Looks like I eventually managed to warm back up to speedmapping, after the dreadful
rd_tiftid_mc15_a1 incident. Only took me two years!
Total Stamps / Possible Stamps:
16/25
Favourite prompt this season:
Two Wishes was an instant favourite for me.
The ability to choose between two different limitations is an interesting idea, and the ability to write the prompt for someone else to use opens the door to a lot of creativity, as well as the potential for a newer mapper to make something potentially better than what they've made in the past thanks to the guidance of an expert mapper's prompt.
However, both the choice of which limitation you'll use and the ability to write a prompt for someone leads to a lot of potential exploitation and misinterpretation.
Least favourite prompt this season:
Timer Attack.
I like microcontests for an obscure gamemode as a thought experiment of "what would maps for this gamemode look like?"
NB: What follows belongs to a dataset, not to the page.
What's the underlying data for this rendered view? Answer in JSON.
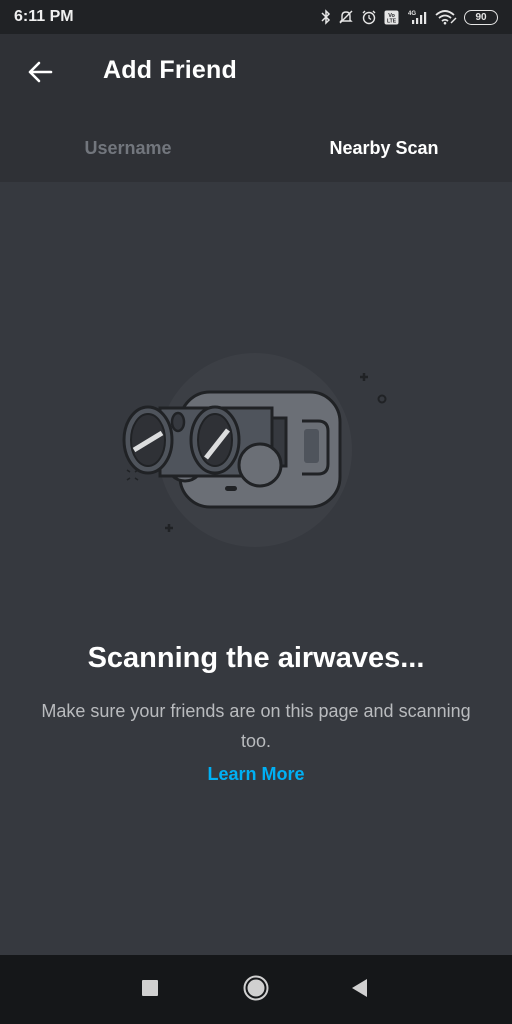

Timer Attack was not like this. Each contestant essentially had to build their own gamemode, which was a significant challenge and didn't really lead to any kind of consensus or new interest in gamemodes utilising tf_logic_cp_timer, since each gamemode being put forward really only had one layout as an example, and if that layout was bad, good luck getting anyone to think it's a good gamemode in future.
Favourite map I made this season:
Easily
ctf_tiftid_mc21.
I built a CTF map with the goal of fitting the microcontest requirement by having each intel room able to see the other, but by not letting players actually cross that space. For this, I used a death pit, with fans above it that would blow you down into the abyss - to prevent Soldiers from rocket-jumping to the enemy flag and then straight back again.
This would discourage engineers from brainlessly spamming sentries in the intel room and instead force them to pick one of the two ramps
up to said room to hold.
This, combined with the map's overall circular shape, meant that gameplay followed a typical loop of:
- Each individual player picks one side of the map to move along, creating a "strong" and "weak" squad of each team
- Your strong squad meets the enemy weak squad, demolishes them and moves into their base
- But at the same time, the enemy strong squad meets your weak squad, demolishes them and moves into your base
- You grab the enemy flag, their weak squad instantly respawns and exits their spawn room to try to stop you moving the flag out of their base
- The enemy team grabs your flag, your weak squad instantly respawns and exits your spawn room to try to stop you moving the flag out of your base
- If either team wins the fight at the enemy base and transports the flag out of it, it's implied that they'll go on to capture
To accommodate this, the spawn was built to have three doors that exit into very different areas, so that exiting your spawn to fight an enemy team who was already in your base was actually viable and you wouldn't actually get sticky-camped.
Additionally, the flag applies a slowdown effect for 5 seconds to the player who picked it up, so you were forced to stay with the rest of your team and fight the respawning enemy players instead of immediately running the flag back to your base while your teammates stop the enemy team from even reaching you.
To ensure that the enemy team doesn't get an insta-respawn every single time their flag is picked up, I made it so that the flag's OnPickup output would trigger an instant respawn relay. That relay would then disable itself so it couldn't trigger again, and the only way to enable it was to have the flag return to the enemy base. So, it would only insta-respawn when it was picked up
from the enemy intel room.
On top of all this, it had a lot of reasonably fun fighting spaces.
I built this map in just 6 hours, so I was like "fuck it I'll build another one", and tacked it onto the map as a second stage to encourage variety.
This was my biggest mistake - the second stage wasn't very fun.
This variant of CTF is very different from all of the other "CTF fixes" people have tried, and I'm very proud of it.
So, even though I think
cp_tiftid_mc24 is a very fun A/D map, ctf_tiftid_mc21 takes the cake over it for me, because it's just so much more
designed than that map is.
Distinctive map(s) made by others:
cowcitadel2008 (from MC21) for being very 2008-y.
There was some A/D map which everyone bashed for being hyper overscaled (especially around the final point), but in my opinon it was actually functional and very fun. I'll edit the post if through some miracle I find it.
Thoughts on the format:
The length of the season is low-hanging fruit to complain about, but still something that's gonna ruffle people's feathers.
In future seasons, I think you should enlist people to help with the finer details of running these, and break up the playtests more often (as well as running some normal playtests in between so that microcontests don't totally hog the playtest queue), so you at least get to
sleep which would probably make it more enticing to host these.